Pakistan authorities have lifted a three-year ban on Youtube, after the government blocked the video-sharing website because of content that officials described as blasphemous.
Pakistan banned access to YouTube in September 2012, after an anti-Islam film ‘Innocence of Muslims’ was uploaded to the site, sparking violent protests across major cities in the Muslim-majority country of 190 million people.
“We’re glad that YouTube is now accessible in Pakistan so viewers can watch and share videos, as well as take advantage of the vibrant and growing global online video community,” a YouTube spokesperson said in a statement.
Under the new version of YouTube, the Pakistan Telecommunication Authority (PTA) can ask for access to offending material to be blocked, the Ministry of Information Technology and Telecom said in a statement.
“On the recommendation of PTA, the government of Pakistan has allowed access to the recently launched country version of YouTube for internet users in Pakistan,” the ministry said.
The government could ask Google to block access to offending material for users within the country and the ministry said Google and YouTube would “accordingly restrict access” for Pakistani users.
Google, however, said that it would not automatically remove material without conducting a review, and that the vetting process was the same as in other jurisdictions with local YouTube versions.
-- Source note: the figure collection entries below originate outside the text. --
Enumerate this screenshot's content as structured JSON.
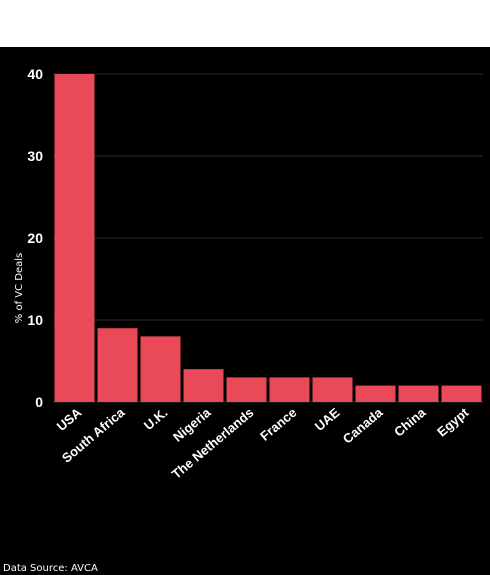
{
  "chart_data": {
    "type": "bar",
    "categories": [
      "USA",
      "South Africa",
      "U.K.",
      "Nigeria",
      "The Netherlands",
      "France",
      "UAE",
      "Canada",
      "China",
      "Egypt"
    ],
    "values": [
      40,
      9,
      8,
      4,
      3,
      3,
      3,
      2,
      2,
      2
    ],
    "ylabel": "% of VC Deals",
    "xlabel": "",
    "ylim": [
      0,
      40
    ],
    "yticks": [
      0,
      10,
      20,
      30,
      40
    ],
    "grid": true,
    "bar_color": "#ea4a58",
    "background": "#000000"
  },
  "footer": {
    "source": "Data Source: AVCA"
  }
}
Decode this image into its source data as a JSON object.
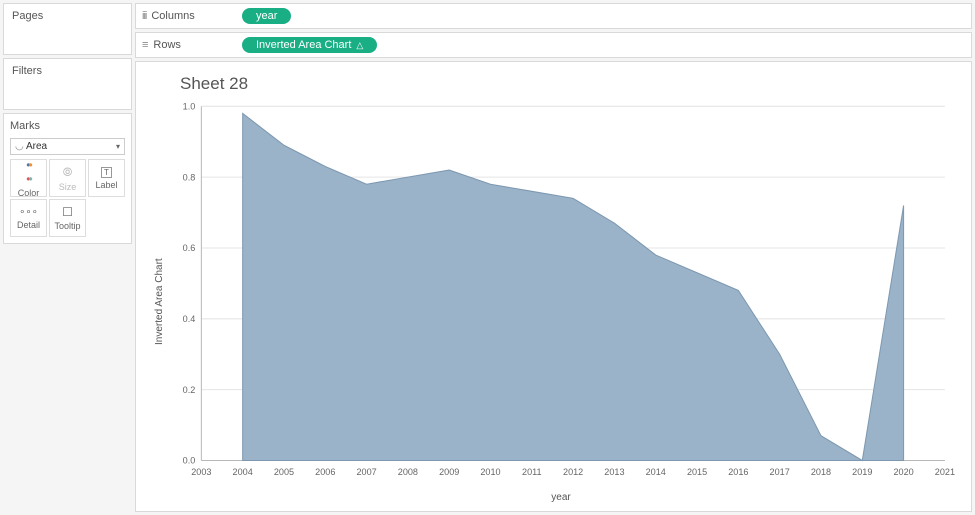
{
  "panels": {
    "pages": "Pages",
    "filters": "Filters",
    "marks": "Marks"
  },
  "shelves": {
    "columns_label": "Columns",
    "rows_label": "Rows",
    "columns_pill": "year",
    "rows_pill": "Inverted Area Chart",
    "pill_color": "#1aae84"
  },
  "marks": {
    "type": "Area",
    "cells": {
      "color": "Color",
      "size": "Size",
      "label": "Label",
      "detail": "Detail",
      "tooltip": "Tooltip"
    }
  },
  "chart": {
    "title": "Sheet 28",
    "type": "area",
    "x_label": "year",
    "y_label": "Inverted Area Chart",
    "x_categories": [
      2003,
      2004,
      2005,
      2006,
      2007,
      2008,
      2009,
      2010,
      2011,
      2012,
      2013,
      2014,
      2015,
      2016,
      2017,
      2018,
      2019,
      2020,
      2021
    ],
    "y_ticks": [
      0.0,
      0.2,
      0.4,
      0.6,
      0.8,
      1.0
    ],
    "ylim": [
      0.0,
      1.0
    ],
    "series": {
      "years": [
        2004,
        2005,
        2006,
        2007,
        2008,
        2009,
        2010,
        2011,
        2012,
        2013,
        2014,
        2015,
        2016,
        2017,
        2018,
        2019,
        2020
      ],
      "values": [
        0.98,
        0.89,
        0.83,
        0.78,
        0.8,
        0.82,
        0.78,
        0.76,
        0.74,
        0.67,
        0.58,
        0.53,
        0.48,
        0.3,
        0.07,
        0.0,
        0.72
      ]
    },
    "area_fill": "#9ab3c9",
    "area_stroke": "#7d98b0",
    "grid_color": "#e5e5e5",
    "axis_color": "#b8b8b8",
    "background": "#ffffff",
    "tick_fontsize": 9,
    "label_fontsize": 10,
    "title_fontsize": 17
  }
}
Government requests to remove content would be publicly reported, it added.
“We have clear community guidelines and, when videos violate those rules, we remove them,’ Google said in a statement.
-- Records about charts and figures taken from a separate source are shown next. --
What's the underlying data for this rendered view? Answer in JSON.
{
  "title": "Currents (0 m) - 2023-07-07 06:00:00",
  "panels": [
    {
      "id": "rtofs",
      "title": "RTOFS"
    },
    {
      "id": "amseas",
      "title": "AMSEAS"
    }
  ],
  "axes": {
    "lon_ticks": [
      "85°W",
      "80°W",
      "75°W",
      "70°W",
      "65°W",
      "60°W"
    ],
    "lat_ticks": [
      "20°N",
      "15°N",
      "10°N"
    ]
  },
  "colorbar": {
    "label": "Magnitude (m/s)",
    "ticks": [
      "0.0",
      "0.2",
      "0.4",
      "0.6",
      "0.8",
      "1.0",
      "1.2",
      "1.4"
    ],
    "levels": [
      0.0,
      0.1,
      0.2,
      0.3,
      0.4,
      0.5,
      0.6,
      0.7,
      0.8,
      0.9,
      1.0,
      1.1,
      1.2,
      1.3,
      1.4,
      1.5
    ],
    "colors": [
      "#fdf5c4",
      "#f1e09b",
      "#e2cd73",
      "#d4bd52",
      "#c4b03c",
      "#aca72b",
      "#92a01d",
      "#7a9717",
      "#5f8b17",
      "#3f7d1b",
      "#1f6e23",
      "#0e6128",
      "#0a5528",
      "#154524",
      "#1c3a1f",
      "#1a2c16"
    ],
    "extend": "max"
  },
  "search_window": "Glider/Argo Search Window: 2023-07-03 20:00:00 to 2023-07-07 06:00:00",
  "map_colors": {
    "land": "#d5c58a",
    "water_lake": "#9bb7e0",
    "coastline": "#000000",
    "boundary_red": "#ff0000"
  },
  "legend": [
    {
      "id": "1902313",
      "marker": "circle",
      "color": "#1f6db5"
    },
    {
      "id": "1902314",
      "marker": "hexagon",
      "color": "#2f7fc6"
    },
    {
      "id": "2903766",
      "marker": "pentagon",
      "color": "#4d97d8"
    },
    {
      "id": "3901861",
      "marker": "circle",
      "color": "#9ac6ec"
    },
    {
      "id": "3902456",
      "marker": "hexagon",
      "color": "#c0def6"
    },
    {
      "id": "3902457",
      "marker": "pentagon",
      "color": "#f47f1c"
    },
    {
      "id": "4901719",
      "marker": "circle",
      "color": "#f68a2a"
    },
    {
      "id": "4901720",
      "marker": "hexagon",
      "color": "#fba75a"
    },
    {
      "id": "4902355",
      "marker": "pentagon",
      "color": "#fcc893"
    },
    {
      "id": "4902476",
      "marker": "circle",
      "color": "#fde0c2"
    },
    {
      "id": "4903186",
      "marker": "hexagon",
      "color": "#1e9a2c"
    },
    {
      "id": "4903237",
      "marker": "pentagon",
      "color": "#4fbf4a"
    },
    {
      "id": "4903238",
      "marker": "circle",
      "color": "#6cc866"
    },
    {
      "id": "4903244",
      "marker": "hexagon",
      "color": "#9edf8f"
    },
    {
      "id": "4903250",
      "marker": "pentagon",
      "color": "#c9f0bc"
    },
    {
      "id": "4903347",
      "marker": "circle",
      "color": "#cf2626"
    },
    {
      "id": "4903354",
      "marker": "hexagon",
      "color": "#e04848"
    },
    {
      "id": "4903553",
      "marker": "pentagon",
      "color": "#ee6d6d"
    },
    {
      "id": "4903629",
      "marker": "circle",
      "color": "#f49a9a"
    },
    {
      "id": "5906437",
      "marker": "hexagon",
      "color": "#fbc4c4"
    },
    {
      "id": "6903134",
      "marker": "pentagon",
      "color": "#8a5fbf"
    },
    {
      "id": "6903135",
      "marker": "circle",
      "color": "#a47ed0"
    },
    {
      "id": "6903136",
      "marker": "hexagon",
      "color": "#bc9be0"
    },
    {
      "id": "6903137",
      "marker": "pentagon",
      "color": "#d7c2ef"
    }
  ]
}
“Where we have launched YouTube locally and we are notified that a video is illegal in that country, we may restrict access to it after a thorough review.”
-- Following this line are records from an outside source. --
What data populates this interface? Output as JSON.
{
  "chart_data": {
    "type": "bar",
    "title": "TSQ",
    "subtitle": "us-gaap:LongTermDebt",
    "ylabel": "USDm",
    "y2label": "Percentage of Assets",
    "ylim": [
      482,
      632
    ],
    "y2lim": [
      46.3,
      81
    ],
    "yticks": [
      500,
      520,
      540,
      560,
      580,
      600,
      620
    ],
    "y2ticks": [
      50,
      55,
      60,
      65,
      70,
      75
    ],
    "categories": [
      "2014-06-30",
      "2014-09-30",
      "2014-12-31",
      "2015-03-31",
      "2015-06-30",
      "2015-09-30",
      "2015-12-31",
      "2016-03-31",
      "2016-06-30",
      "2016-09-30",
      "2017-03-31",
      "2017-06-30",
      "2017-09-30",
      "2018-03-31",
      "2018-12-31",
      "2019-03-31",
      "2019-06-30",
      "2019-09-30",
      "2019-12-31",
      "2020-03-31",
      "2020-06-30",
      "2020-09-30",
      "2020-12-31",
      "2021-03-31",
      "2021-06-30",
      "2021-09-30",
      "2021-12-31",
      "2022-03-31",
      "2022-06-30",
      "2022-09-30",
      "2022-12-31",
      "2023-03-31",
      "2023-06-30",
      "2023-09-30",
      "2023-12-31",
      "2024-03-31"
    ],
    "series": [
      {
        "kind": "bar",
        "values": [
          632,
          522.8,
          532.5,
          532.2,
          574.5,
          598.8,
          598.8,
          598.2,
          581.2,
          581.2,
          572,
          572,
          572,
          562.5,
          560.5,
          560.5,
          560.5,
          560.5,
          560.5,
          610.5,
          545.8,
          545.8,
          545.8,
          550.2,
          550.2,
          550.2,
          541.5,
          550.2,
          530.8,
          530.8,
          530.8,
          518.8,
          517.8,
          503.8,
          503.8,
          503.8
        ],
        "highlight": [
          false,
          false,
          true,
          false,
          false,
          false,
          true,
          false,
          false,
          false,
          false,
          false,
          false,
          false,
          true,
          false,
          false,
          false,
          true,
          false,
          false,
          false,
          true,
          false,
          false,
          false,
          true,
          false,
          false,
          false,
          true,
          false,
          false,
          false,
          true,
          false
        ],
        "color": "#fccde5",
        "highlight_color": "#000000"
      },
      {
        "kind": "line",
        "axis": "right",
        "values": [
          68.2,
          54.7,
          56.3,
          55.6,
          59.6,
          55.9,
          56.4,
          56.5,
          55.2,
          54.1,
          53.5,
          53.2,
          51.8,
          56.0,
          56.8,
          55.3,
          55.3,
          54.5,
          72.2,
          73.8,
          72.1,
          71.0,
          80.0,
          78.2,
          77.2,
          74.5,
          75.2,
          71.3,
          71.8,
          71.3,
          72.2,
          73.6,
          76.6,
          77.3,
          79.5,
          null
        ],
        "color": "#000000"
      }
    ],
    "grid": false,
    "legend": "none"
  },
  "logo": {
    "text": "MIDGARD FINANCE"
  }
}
Blasphemy is a highly sensitive subject in Pakistan, where angry mobs have killed many people accused of insulting Islam.
In 2010 Pakistan shut down Facebook for nearly two weeks over its hosting of allegedly blasphemous pages. Blackberry, last year was set to exit the country in responds to demands to monitor its data, but it cancelled the withdrawal after those demands were dropped. It continues to restrict thousands of online links.